Recently, banks and savings-and-loan associations have invested much more heavily in mortgages than usual. Demand for loans is soft because of the slow economy, so the banks have extra deposits that need to be put to work. They have been so eager to invest in mortgages that they have driven up the prices of mortgage securities to the point where Fannie and Freddie consider them overpriced.
Hochstim said he considers staying out of the market a smart strategy because the value of mortgage securities will go down if interest rates continue to rise, as almost everyone expects. Freddie and Fannie are very careful to protect themselves from such potential losses -- more careful than the banks that are bulking up on mortgages, Hochstim and Miller agreed.
It's also a politically savvy move, Miller added. "Both these companies know that by growing their retained portfolio [of mortgage securities] so fast they put big targets on their back," he said. Much of the criticism of Fannie and Freddie comes from rivals in the mortgage investing business who complain that Fannie and Freddie steal their business, using their government charters to unfair advantage.
While Miller thinks that shrinking their holdings also shrinks the size of the political targets, critics who have Fannie and Freddie in their sights don't agree. "I think they're trying to make the best of a short-term situation," said Bert Ely, a frequent critic of the mortgage twins and a consultant for the banking industry.
Ely is also skeptical of Syron's "slow growth" statements. "He's trying to convey this idea that we have had a permanent change in philosophy. I don't buy that for a minute. What he is trying to do is stave off" regulatory reform. Fannie and Freddie say regulatory changes could hurt their ability to invest in mortgages and help the housing market.
Another Syron strategy was floated at a recent retreat for top Freddie Mac executives held away from the company's McLean headquarters, a source who was there reported.

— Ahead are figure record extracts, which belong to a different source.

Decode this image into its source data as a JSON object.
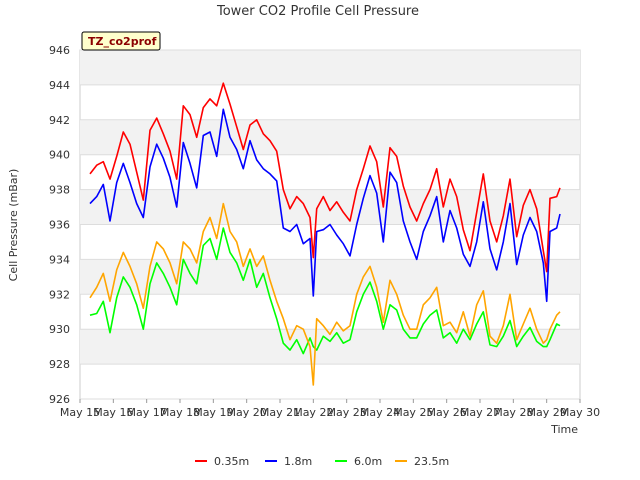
{
  "chart_data": {
    "type": "line",
    "title": "Tower CO2 Profile Cell Pressure",
    "site_badge": "TZ_co2prof",
    "xlabel": "Time",
    "ylabel": "Cell Pressure (mBar)",
    "ylim": [
      926,
      946
    ],
    "y_ticks": [
      926,
      928,
      930,
      932,
      934,
      936,
      938,
      940,
      942,
      944,
      946
    ],
    "xlim": [
      15,
      30
    ],
    "x_ticks": [
      15,
      16,
      17,
      18,
      19,
      20,
      21,
      22,
      23,
      24,
      25,
      26,
      27,
      28,
      29,
      30
    ],
    "x_tick_labels": [
      "May 15",
      "May 16",
      "May 17",
      "May 18",
      "May 19",
      "May 20",
      "May 21",
      "May 22",
      "May 23",
      "May 24",
      "May 25",
      "May 26",
      "May 27",
      "May 28",
      "May 29",
      "May 30"
    ],
    "grid": true,
    "legend_position": "bottom",
    "series": [
      {
        "name": "0.35m",
        "color": "#ff0000",
        "x": [
          15.3,
          15.5,
          15.7,
          15.9,
          16.1,
          16.3,
          16.5,
          16.7,
          16.9,
          17.1,
          17.3,
          17.5,
          17.7,
          17.9,
          18.1,
          18.3,
          18.5,
          18.7,
          18.9,
          19.1,
          19.3,
          19.5,
          19.7,
          19.9,
          20.1,
          20.3,
          20.5,
          20.7,
          20.9,
          21.1,
          21.3,
          21.5,
          21.7,
          21.9,
          22.0,
          22.1,
          22.3,
          22.5,
          22.7,
          22.9,
          23.1,
          23.3,
          23.5,
          23.7,
          23.9,
          24.1,
          24.3,
          24.5,
          24.7,
          24.9,
          25.1,
          25.3,
          25.5,
          25.7,
          25.9,
          26.1,
          26.3,
          26.5,
          26.7,
          26.9,
          27.1,
          27.3,
          27.5,
          27.7,
          27.9,
          28.1,
          28.3,
          28.5,
          28.7,
          28.9,
          29.0,
          29.1,
          29.3,
          29.4
        ],
        "values": [
          938.9,
          939.4,
          939.6,
          938.6,
          939.9,
          941.3,
          940.6,
          939.0,
          937.4,
          941.4,
          942.1,
          941.2,
          940.2,
          938.6,
          942.8,
          942.3,
          941.0,
          942.7,
          943.2,
          942.8,
          944.1,
          942.9,
          941.6,
          940.3,
          941.7,
          942.0,
          941.2,
          940.8,
          940.2,
          938.0,
          936.9,
          937.6,
          937.2,
          936.4,
          934.1,
          936.9,
          937.6,
          936.8,
          937.3,
          936.7,
          936.2,
          938.0,
          939.2,
          940.5,
          939.6,
          937.0,
          940.4,
          939.9,
          938.2,
          937.0,
          936.2,
          937.2,
          938.0,
          939.2,
          937.0,
          938.6,
          937.6,
          935.7,
          934.5,
          936.7,
          938.9,
          936.2,
          935.0,
          936.5,
          938.6,
          935.3,
          937.1,
          938.0,
          936.9,
          934.5,
          933.3,
          937.5,
          937.6,
          938.1
        ]
      },
      {
        "name": "1.8m",
        "color": "#0000ff",
        "x": [
          15.3,
          15.5,
          15.7,
          15.9,
          16.1,
          16.3,
          16.5,
          16.7,
          16.9,
          17.1,
          17.3,
          17.5,
          17.7,
          17.9,
          18.1,
          18.3,
          18.5,
          18.7,
          18.9,
          19.1,
          19.3,
          19.5,
          19.7,
          19.9,
          20.1,
          20.3,
          20.5,
          20.7,
          20.9,
          21.1,
          21.3,
          21.5,
          21.7,
          21.9,
          22.0,
          22.1,
          22.3,
          22.5,
          22.7,
          22.9,
          23.1,
          23.3,
          23.5,
          23.7,
          23.9,
          24.1,
          24.3,
          24.5,
          24.7,
          24.9,
          25.1,
          25.3,
          25.5,
          25.7,
          25.9,
          26.1,
          26.3,
          26.5,
          26.7,
          26.9,
          27.1,
          27.3,
          27.5,
          27.7,
          27.9,
          28.1,
          28.3,
          28.5,
          28.7,
          28.9,
          29.0,
          29.1,
          29.3,
          29.4
        ],
        "values": [
          937.2,
          937.6,
          938.3,
          936.2,
          938.4,
          939.5,
          938.4,
          937.2,
          936.4,
          939.3,
          940.6,
          939.8,
          938.7,
          937.0,
          940.7,
          939.5,
          938.1,
          941.1,
          941.3,
          939.9,
          942.6,
          941.0,
          940.3,
          939.2,
          940.8,
          939.7,
          939.2,
          938.9,
          938.5,
          935.8,
          935.6,
          936.0,
          934.9,
          935.2,
          931.9,
          935.6,
          935.7,
          936.0,
          935.4,
          934.9,
          934.2,
          936.0,
          937.5,
          938.8,
          937.8,
          935.0,
          939.0,
          938.4,
          936.2,
          935.0,
          934.0,
          935.6,
          936.5,
          937.6,
          935.0,
          936.8,
          935.8,
          934.3,
          933.6,
          935.0,
          937.3,
          934.6,
          933.4,
          935.0,
          937.2,
          933.7,
          935.4,
          936.4,
          935.6,
          933.8,
          931.6,
          935.6,
          935.8,
          936.6
        ]
      },
      {
        "name": "6.0m",
        "color": "#00ff00",
        "x": [
          15.3,
          15.5,
          15.7,
          15.9,
          16.1,
          16.3,
          16.5,
          16.7,
          16.9,
          17.1,
          17.3,
          17.5,
          17.7,
          17.9,
          18.1,
          18.3,
          18.5,
          18.7,
          18.9,
          19.1,
          19.3,
          19.5,
          19.7,
          19.9,
          20.1,
          20.3,
          20.5,
          20.7,
          20.9,
          21.1,
          21.3,
          21.5,
          21.7,
          21.9,
          22.0,
          22.1,
          22.3,
          22.5,
          22.7,
          22.9,
          23.1,
          23.3,
          23.5,
          23.7,
          23.9,
          24.1,
          24.3,
          24.5,
          24.7,
          24.9,
          25.1,
          25.3,
          25.5,
          25.7,
          25.9,
          26.1,
          26.3,
          26.5,
          26.7,
          26.9,
          27.1,
          27.3,
          27.5,
          27.7,
          27.9,
          28.1,
          28.3,
          28.5,
          28.7,
          28.9,
          29.0,
          29.1,
          29.3,
          29.4
        ],
        "values": [
          930.8,
          930.9,
          931.6,
          929.8,
          931.8,
          933.0,
          932.4,
          931.4,
          930.0,
          932.6,
          933.8,
          933.2,
          932.4,
          931.4,
          934.0,
          933.2,
          932.6,
          934.8,
          935.2,
          934.0,
          935.8,
          934.4,
          933.8,
          932.8,
          934.0,
          932.4,
          933.2,
          931.8,
          930.6,
          929.2,
          928.8,
          929.4,
          928.6,
          929.5,
          929.0,
          928.8,
          929.6,
          929.3,
          929.8,
          929.2,
          929.4,
          931.0,
          932.0,
          932.7,
          931.6,
          930.0,
          931.4,
          931.1,
          930.0,
          929.5,
          929.5,
          930.3,
          930.8,
          931.1,
          929.5,
          929.8,
          929.2,
          930.0,
          929.4,
          930.3,
          931.0,
          929.1,
          929.0,
          929.6,
          930.5,
          929.0,
          929.6,
          930.1,
          929.3,
          929.0,
          929.0,
          929.4,
          930.3,
          930.2
        ]
      },
      {
        "name": "23.5m",
        "color": "#ffa500",
        "x": [
          15.3,
          15.5,
          15.7,
          15.9,
          16.1,
          16.3,
          16.5,
          16.7,
          16.9,
          17.1,
          17.3,
          17.5,
          17.7,
          17.9,
          18.1,
          18.3,
          18.5,
          18.7,
          18.9,
          19.1,
          19.3,
          19.5,
          19.7,
          19.9,
          20.1,
          20.3,
          20.5,
          20.7,
          20.9,
          21.1,
          21.3,
          21.5,
          21.7,
          21.9,
          22.0,
          22.1,
          22.3,
          22.5,
          22.7,
          22.9,
          23.1,
          23.3,
          23.5,
          23.7,
          23.9,
          24.1,
          24.3,
          24.5,
          24.7,
          24.9,
          25.1,
          25.3,
          25.5,
          25.7,
          25.9,
          26.1,
          26.3,
          26.5,
          26.7,
          26.9,
          27.1,
          27.3,
          27.5,
          27.7,
          27.9,
          28.1,
          28.3,
          28.5,
          28.7,
          28.9,
          29.0,
          29.1,
          29.3,
          29.4
        ],
        "values": [
          931.8,
          932.4,
          933.2,
          931.6,
          933.4,
          934.4,
          933.6,
          932.6,
          931.2,
          933.6,
          935.0,
          934.6,
          933.8,
          932.6,
          935.0,
          934.6,
          933.8,
          935.6,
          936.4,
          935.2,
          937.2,
          935.6,
          935.0,
          933.6,
          934.6,
          933.6,
          934.2,
          932.8,
          931.6,
          930.6,
          929.4,
          930.2,
          930.0,
          929.0,
          926.8,
          930.6,
          930.2,
          929.7,
          930.4,
          929.9,
          930.2,
          932.0,
          933.0,
          933.6,
          932.4,
          930.4,
          932.8,
          932.0,
          930.8,
          930.0,
          930.0,
          931.4,
          931.8,
          932.4,
          930.2,
          930.4,
          929.8,
          931.0,
          929.6,
          931.4,
          932.2,
          929.6,
          929.2,
          930.2,
          932.0,
          929.4,
          930.3,
          931.2,
          930.0,
          929.2,
          929.4,
          930.0,
          930.8,
          931.0
        ]
      }
    ]
  }
}
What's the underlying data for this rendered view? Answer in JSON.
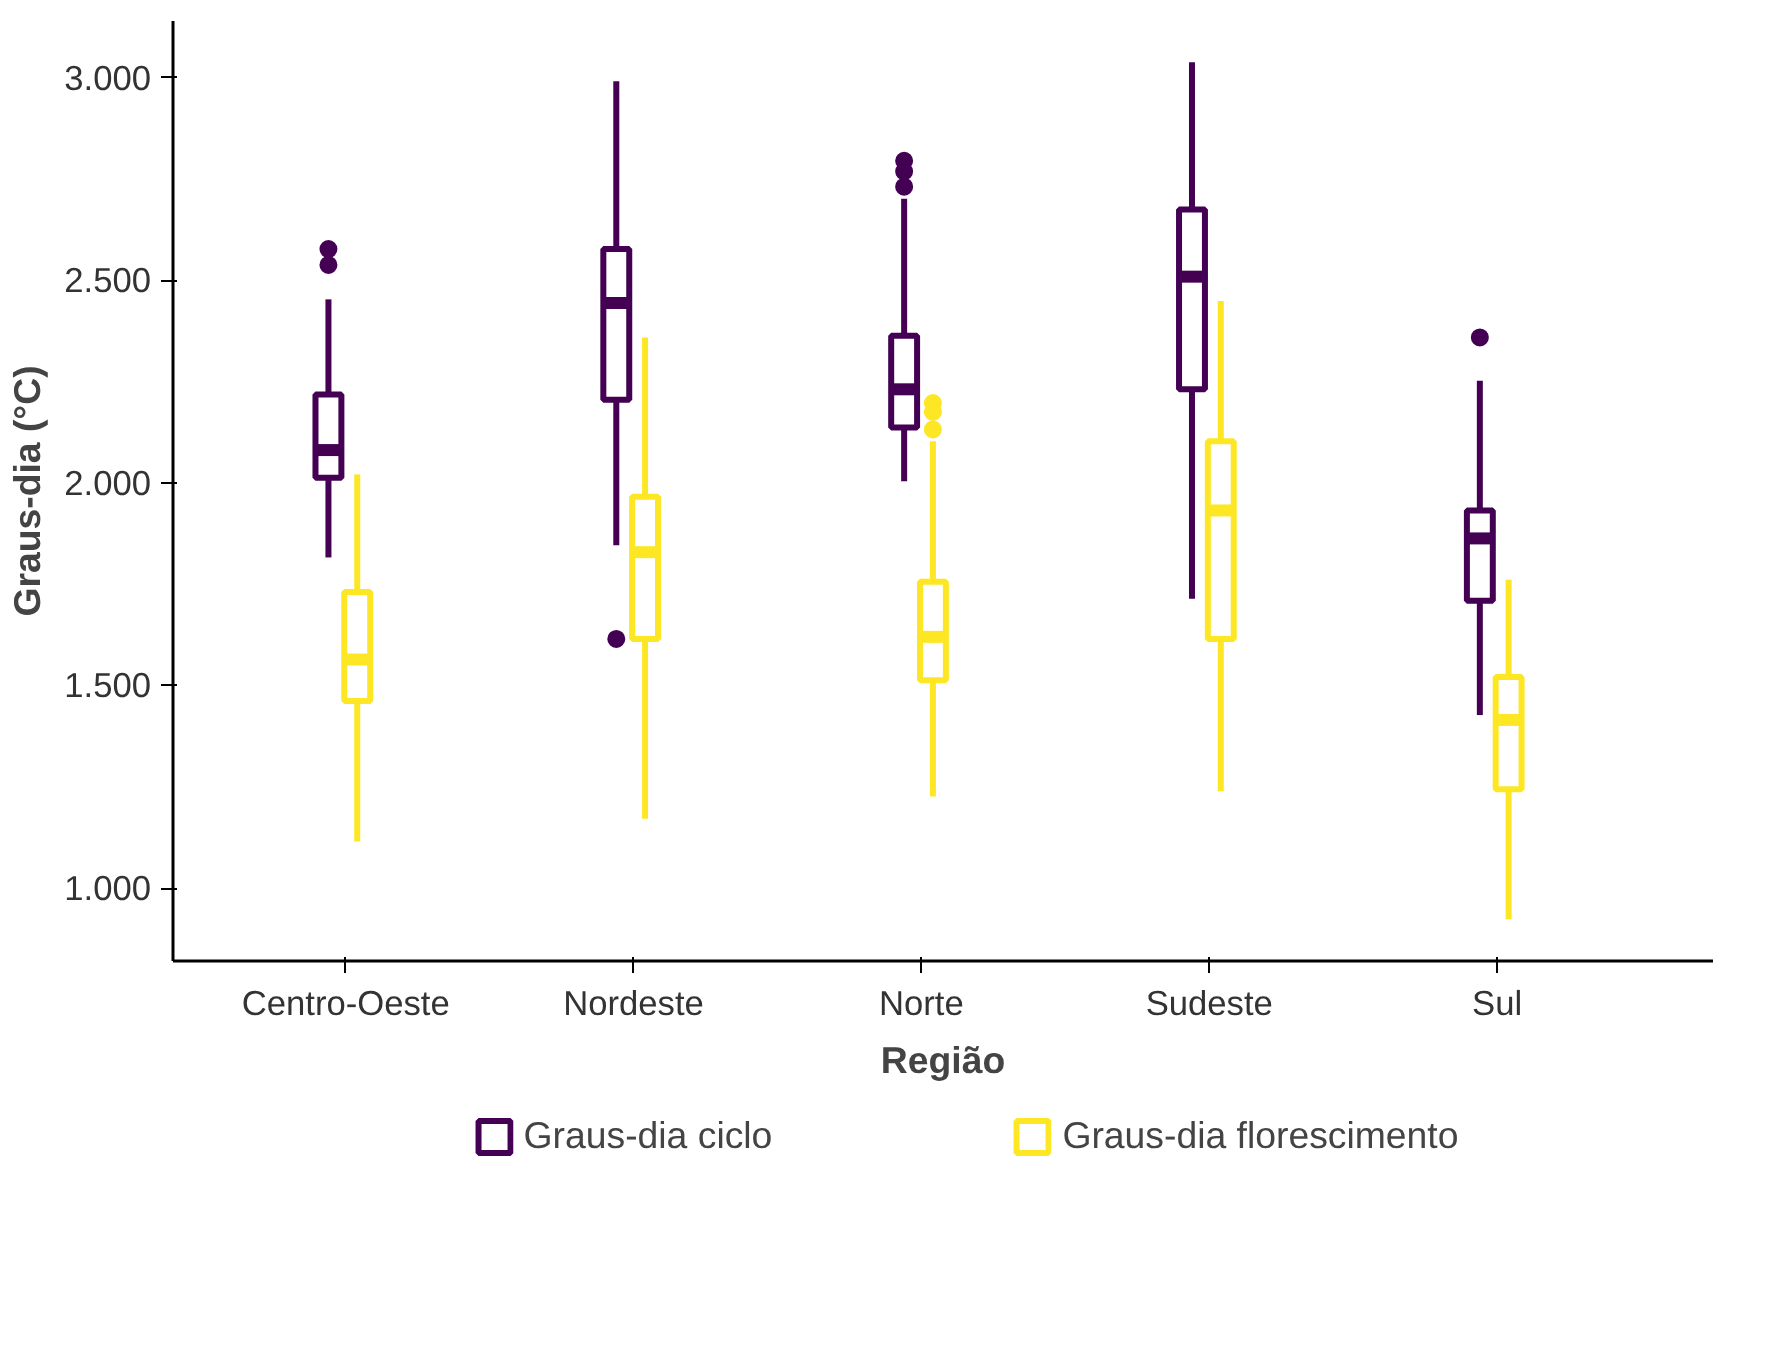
{
  "chart_data": {
    "type": "box",
    "xlabel": "Região",
    "ylabel": "Graus-dia (°C)",
    "categories": [
      "Centro-Oeste",
      "Nordeste",
      "Norte",
      "Sudeste",
      "Sul"
    ],
    "ylim": [
      820,
      3140
    ],
    "yticks": [
      {
        "value": 1000,
        "label": "1.000"
      },
      {
        "value": 1500,
        "label": "1.500"
      },
      {
        "value": 2000,
        "label": "2.000"
      },
      {
        "value": 2500,
        "label": "2.500"
      },
      {
        "value": 3000,
        "label": "3.000"
      }
    ],
    "grid": false,
    "legend": "bottom",
    "series": [
      {
        "name": "Graus-dia ciclo",
        "color": "#440154",
        "boxes": [
          {
            "low": 1816,
            "q1": 2013,
            "median": 2081,
            "q3": 2218,
            "high": 2453,
            "outliers": [
              2577,
              2538
            ]
          },
          {
            "low": 1846,
            "q1": 2205,
            "median": 2444,
            "q3": 2577,
            "high": 2991,
            "outliers": [
              1615
            ]
          },
          {
            "low": 2004,
            "q1": 2137,
            "median": 2231,
            "q3": 2363,
            "high": 2701,
            "outliers": [
              2795,
              2769,
              2731
            ]
          },
          {
            "low": 1714,
            "q1": 2231,
            "median": 2509,
            "q3": 2675,
            "high": 3038
          },
          {
            "low": 1427,
            "q1": 1709,
            "median": 1863,
            "q3": 1932,
            "high": 2252,
            "outliers": [
              2359
            ]
          }
        ]
      },
      {
        "name": "Graus-dia florescimento",
        "color": "#fde725",
        "boxes": [
          {
            "low": 1115,
            "q1": 1462,
            "median": 1564,
            "q3": 1731,
            "high": 2021
          },
          {
            "low": 1171,
            "q1": 1615,
            "median": 1829,
            "q3": 1966,
            "high": 2359
          },
          {
            "low": 1226,
            "q1": 1513,
            "median": 1620,
            "q3": 1756,
            "high": 2103,
            "outliers": [
              2197,
              2175,
              2132
            ]
          },
          {
            "low": 1239,
            "q1": 1615,
            "median": 1932,
            "q3": 2103,
            "high": 2449
          },
          {
            "low": 923,
            "q1": 1244,
            "median": 1415,
            "q3": 1521,
            "high": 1761
          }
        ]
      }
    ]
  }
}
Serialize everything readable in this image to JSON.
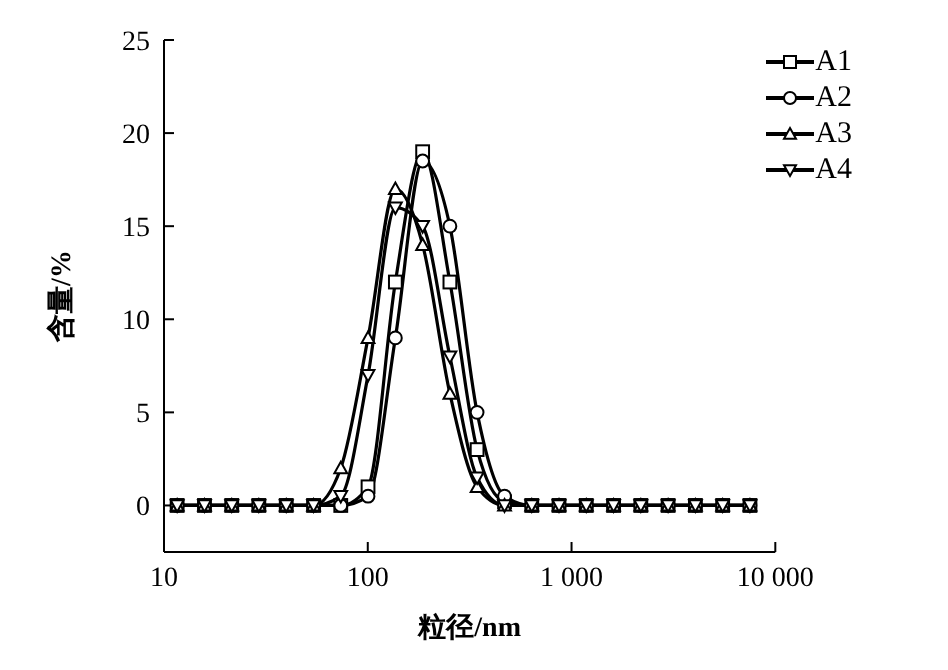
{
  "chart_data": {
    "type": "line",
    "xlabel": "粒径/nm",
    "ylabel": "含量/%",
    "log": "x",
    "xlim": [
      10,
      10000
    ],
    "xticks": [
      10,
      100,
      {
        "value": 1000,
        "label": "1 000"
      },
      {
        "value": 10000,
        "label": "10 000"
      }
    ],
    "ylim": [
      -2.5,
      25
    ],
    "yticks": [
      0,
      5,
      10,
      15,
      20,
      25
    ],
    "legend": "top right",
    "grid": false,
    "x": [
      11.6,
      15.8,
      21.5,
      29.2,
      39.8,
      54.2,
      73.7,
      100.3,
      136.6,
      185.9,
      253,
      344,
      469,
      638,
      868,
      1181,
      1608,
      2188,
      2978,
      4053,
      5516,
      7508
    ],
    "series": [
      {
        "name": "A1",
        "color": "#000000",
        "marker": "square",
        "values": [
          0,
          0,
          0,
          0,
          0,
          0,
          0,
          1,
          12,
          19,
          12,
          3,
          0.2,
          0,
          0,
          0,
          0,
          0,
          0,
          0,
          0,
          0
        ]
      },
      {
        "name": "A2",
        "color": "#000000",
        "marker": "circle",
        "values": [
          0,
          0,
          0,
          0,
          0,
          0,
          0,
          0.5,
          9,
          18.5,
          15,
          5,
          0.5,
          0,
          0,
          0,
          0,
          0,
          0,
          0,
          0,
          0
        ]
      },
      {
        "name": "A3",
        "color": "#000000",
        "marker": "triangle",
        "values": [
          0,
          0,
          0,
          0,
          0,
          0,
          2,
          9,
          17,
          14,
          6,
          1,
          0,
          0,
          0,
          0,
          0,
          0,
          0,
          0,
          0,
          0
        ]
      },
      {
        "name": "A4",
        "color": "#000000",
        "marker": "triangle-down",
        "values": [
          0,
          0,
          0,
          0,
          0,
          0,
          0.5,
          7,
          16,
          15,
          8,
          1.5,
          0,
          0,
          0,
          0,
          0,
          0,
          0,
          0,
          0,
          0
        ]
      }
    ]
  }
}
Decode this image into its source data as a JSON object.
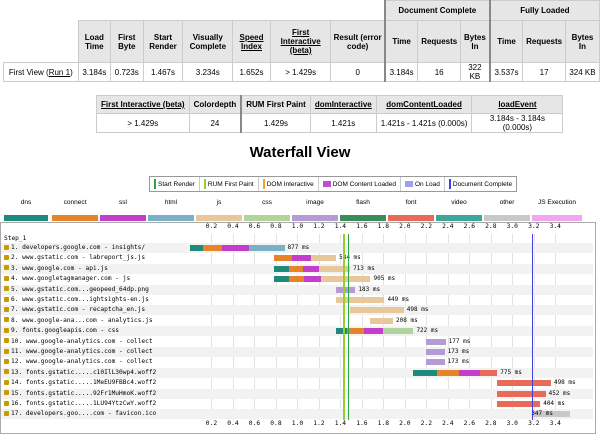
{
  "summary_table": {
    "group_headers": {
      "document_complete": "Document Complete",
      "fully_loaded": "Fully Loaded"
    },
    "headers": [
      "Load Time",
      "First Byte",
      "Start Render",
      "Visually Complete",
      "Speed Index",
      "First Interactive (beta)",
      "Result (error code)",
      "Time",
      "Requests",
      "Bytes In",
      "Time",
      "Requests",
      "Bytes In"
    ],
    "row_label": "First View (",
    "row_link": "Run 1",
    "row_label_end": ")",
    "values": [
      "3.184s",
      "0.723s",
      "1.467s",
      "3.234s",
      "1.652s",
      "> 1.429s",
      "0",
      "3.184s",
      "16",
      "322 KB",
      "3.537s",
      "17",
      "324 KB"
    ]
  },
  "metrics_table": {
    "headers": [
      "First Interactive (beta)",
      "Colordepth",
      "RUM First Paint",
      "domInteractive",
      "domContentLoaded",
      "loadEvent"
    ],
    "values": [
      "> 1.429s",
      "24",
      "1.429s",
      "1.421s",
      "1.421s - 1.421s (0.000s)",
      "3.184s - 3.184s (0.000s)"
    ]
  },
  "waterfall_title": "Waterfall View",
  "legend_lines": [
    {
      "label": "Start Render",
      "color": "#28a745"
    },
    {
      "label": "RUM First Paint",
      "color": "#9acd32"
    },
    {
      "label": "DOM Interactive",
      "color": "#f0a030"
    },
    {
      "label": "DOM Content Loaded",
      "color": "#c050d0"
    },
    {
      "label": "On Load",
      "color": "#a0a0f0"
    },
    {
      "label": "Document Complete",
      "color": "#4040e0"
    }
  ],
  "legend_types": [
    {
      "label": "dns",
      "color": "#1f8a7a"
    },
    {
      "label": "connect",
      "color": "#e8832a"
    },
    {
      "label": "ssl",
      "color": "#c43fc9"
    },
    {
      "label": "html",
      "color": "#7ab1c7"
    },
    {
      "label": "js",
      "color": "#e8c79a"
    },
    {
      "label": "css",
      "color": "#b0d49b"
    },
    {
      "label": "image",
      "color": "#b49bd4"
    },
    {
      "label": "flash",
      "color": "#3c8c5a"
    },
    {
      "label": "font",
      "color": "#e86b5a"
    },
    {
      "label": "video",
      "color": "#3aa79a"
    },
    {
      "label": "other",
      "color": "#c8c8c8"
    },
    {
      "label": "JS Execution",
      "color": "#f2a6f0"
    }
  ],
  "axis_ticks": [
    "0.2",
    "0.4",
    "0.6",
    "0.8",
    "1.0",
    "1.2",
    "1.4",
    "1.6",
    "1.8",
    "2.0",
    "2.2",
    "2.4",
    "2.6",
    "2.8",
    "3.0",
    "3.2",
    "3.4"
  ],
  "step_label": "Step_1",
  "requests": [
    {
      "label": "1. developers.google.com - insights/",
      "ms": "877 ms"
    },
    {
      "label": "2. www.gstatic.com - labreport_js.js",
      "ms": "584 ms"
    },
    {
      "label": "3. www.google.com - api.js",
      "ms": "713 ms"
    },
    {
      "label": "4. www.googletagmanager.com - js",
      "ms": "905 ms"
    },
    {
      "label": "5. www.gstatic.com...geopeed_64dp.png",
      "ms": "183 ms"
    },
    {
      "label": "6. www.gstatic.com...ightsights-en.js",
      "ms": "449 ms"
    },
    {
      "label": "7. www.gstatic.com - recaptcha_en.js",
      "ms": "498 ms"
    },
    {
      "label": "8. www.google-ana...com - analytics.js",
      "ms": "208 ms"
    },
    {
      "label": "9. fonts.googleapis.com - css",
      "ms": "722 ms"
    },
    {
      "label": "10. www.google-analytics.com - collect",
      "ms": "177 ms"
    },
    {
      "label": "11. www.google-analytics.com - collect",
      "ms": "173 ms"
    },
    {
      "label": "12. www.google-analytics.com - collect",
      "ms": "173 ms"
    },
    {
      "label": "13. fonts.gstatic.....c10IlL30wp4.woff2",
      "ms": "775 ms"
    },
    {
      "label": "14. fonts.gstatic.....1MeEU9FBBc4.woff2",
      "ms": "498 ms"
    },
    {
      "label": "15. fonts.gstatic.....92Fr1MuHmoK.woff2",
      "ms": "452 ms"
    },
    {
      "label": "16. fonts.gstatic.....1LU94YtzCwY.woff2",
      "ms": "404 ms"
    },
    {
      "label": "17. developers.goo....com - favicon.ico",
      "ms": "347 ms"
    }
  ]
}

Syron is said to have wondered aloud whether Freddie could quiet criticism by coming up with a way for home buyers to share some of the fortunes of the business with shareholders. One possibility: a mathematical formula that would split profits between shareholders and homeowners once Freddie surpasses the profit margins of comparable privately chartered companies. When Freddie earned more than the 15-percent-a-year return on investment that is typical for financial institutions, the formula would somehow divert part of the excess profits to programs for affordable housing.
Freddie hasn't come up with such a system yet, as far as is known. Analysts and critics of Freddie are dubious about whether it could be done or whether Freddie would want to do it.
But the idea gets at the biggest criticism of Fannie and Freddie -- that they are taking advantage of their government charters to compete unfairly with private companies. The Federal Home Loan Banks, which also were chartered by Congress to provide money for mortgages, already are required to put a part of their profits into affordable housing.
Like Syron's statement that it's not a good idea to keep growing as fast as possible, the acknowledgement that Fannie and Freddie have an obligation to share the success the government gave them is a warning to investors of a more realistic assessment of the prospects for the business.
Even if Freddie and Fannie lose their status as perpetual growth stocks, they will remain attractive to Washington investors.